It has been 10 years of highs and lows for telecommunications company Dodo, CEO Larry Kestelman said today, stating that the company has learned from its mistakes, and that he still has a passion for the business.
Written by Josh Taylor, Contributor

It has been 10 years of highs and lows for telecommunications company Dodo, CEO Larry Kestelman said today, stating that the company has learned from its mistakes, and that he still has a passion for the business.

Larry Kestelman

Larry Kestelman (Credit: Dodo)

Speaking at a lunch celebrating the 10th anniversary of when the company was started as a dial-up internet provider back on 15 October 2001, Kestelman admitted that there had been no textbook around to learn how to be a telecommunications company, and that the company had come a long way in 10 years.

After launching as a dial-up company, Dodo soon expanded into mobile offerings in July 2004, reselling services from Vodafone (and now Optus). In 2005, Dodo launched unlimited broadband services, and since then has diversified into home security, as well as electricity services in Victoria, New South Wales and Queensland. The company plans to launch into gas services by the end of 2011 as part of Kestelman's vision for Dodo to be the "one-stop shop" for services in the home.

While Dodo has grown to service approximately 320,000 households across Australia with 900 staff globally, Kestelman admitted that Dodo has learned from its mistakes over the years.

"It's something you have to learn yourself on your own mistakes," he said, referring to a time in 2007 when Dodo topped the Telecommunications Industry Ombudsman list of telco complaints from consumers. Kestelman said that although he had tried to recruit more local call centre staff to handle the call volume, outsourcing to Manila, Philippines, has worked for the company.

"It was a very, very dark nine months of us learning what it takes to run a call centre," he said. "We had 400 people in Melbourne, we tried to recruit more staff unsuccessfully, and that's where we made the decision that if we are going to be here for the long term and we realised what a telecommunications business is all about.

"Today, we have probably 20 per cent of staff in Australia. 80 per cent of staff in Manila from a call centre point of view," he added.

Kestelman said that telecommunications proved to be more about customer service.

"It's not about the blinking lights and how many servers you have. For a consumer, that doesn't matter. It's all about service, systems, processes and their experiences with dealing with you," he said.

Although 80 per cent of call centre staff are based out of Australia, on the whole, Kestelman said that 80 per cent of the company is located in Australia, with dedicated resources for IT and a software development team specifically focused on billing systems.

Dodo also invested over $5 million in moving from Samsung-based call centre tech to a Cisco platform that is controlled out of Australia. Kestelman said that customer service has improved with an average wait time of less than two minutes now. He said that complaints were down, but indicated that Dodo's own branding may work against it at times.

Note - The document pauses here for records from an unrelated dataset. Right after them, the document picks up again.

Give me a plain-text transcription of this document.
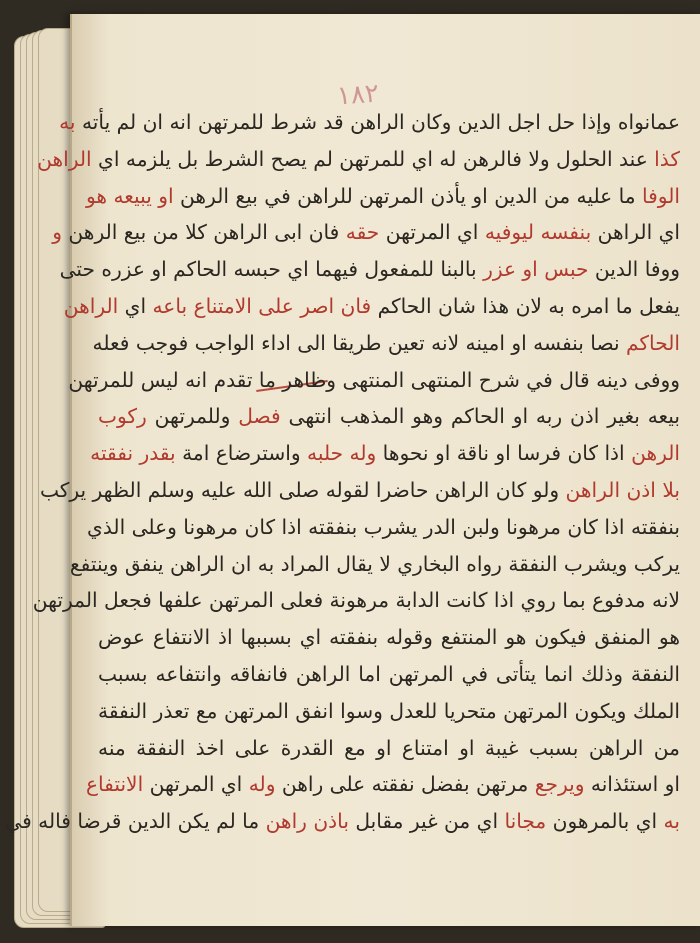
١٨٢
عمانواه وإذا حل اجل الدين وكان الراهن قد شرط للمرتهن انه ان لم يأته به
كذا عند الحلول ولا فالرهن له اي للمرتهن لم يصح الشرط بل يلزمه اي الراهن
الوفا ما عليه من الدين او يأذن المرتهن للراهن في بيع الرهن او يبيعه هو
اي الراهن بنفسه ليوفيه اي المرتهن حقه فان ابى الراهن كلا من بيع الرهن و
ووفا الدين حبس او عزر بالبنا للمفعول فيهما اي حبسه الحاكم او عزره حتى
يفعل ما امره به لان هذا شان الحاكم فان اصر على الامتناع باعه اي الراهن
الحاكم نصا بنفسه او امينه لانه تعين طريقا الى اداء الواجب فوجب فعله
ووفى دينه قال في شرح المنتهى المنتهى وظاهر ما تقدم انه ليس للمرتهن
بيعه بغير اذن ربه او الحاكم وهو المذهب انتهى فصل وللمرتهن ركوب
الرهن اذا كان فرسا او ناقة او نحوها وله حلبه واسترضاع امة بقدر نفقته
بلا اذن الراهن ولو كان الراهن حاضرا لقوله صلى الله عليه وسلم الظهر يركب
بنفقته اذا كان مرهونا ولبن الدر يشرب بنفقته اذا كان مرهونا وعلى الذي
يركب ويشرب النفقة رواه البخاري لا يقال المراد به ان الراهن ينفق وينتفع
لانه مدفوع بما روي اذا كانت الدابة مرهونة فعلى المرتهن علفها فجعل المرتهن
هو المنفق فيكون هو المنتفع وقوله بنفقته اي بسببها اذ الانتفاع عوض
النفقة وذلك انما يتأتى في المرتهن اما الراهن فانفاقه وانتفاعه بسبب
الملك ويكون المرتهن متحريا للعدل وسوا انفق المرتهن مع تعذر النفقة
من الراهن بسبب غيبة او امتناع او مع القدرة على اخذ النفقة منه
او استئذانه ويرجع مرتهن بفضل نفقته على راهن وله اي المرتهن الانتفاع
به اي بالمرهون مجانا اي من غير مقابل باذن راهن ما لم يكن الدين قرضا فاله في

"Our customer service is improving if you accept that we have more than our fair share of difficult customers, because we are accepted as a very obvious choice for a novice user," he said.

As the National Broadband Network (NBN) rolls out, the future of the telecommunications industry, Kestelman said, would be for telcos to move away from being just an internet service provider (ISP) to offering a number of different services.

"If anybody thinks that there is a business such as an ISP, they are kidding themselves," he said.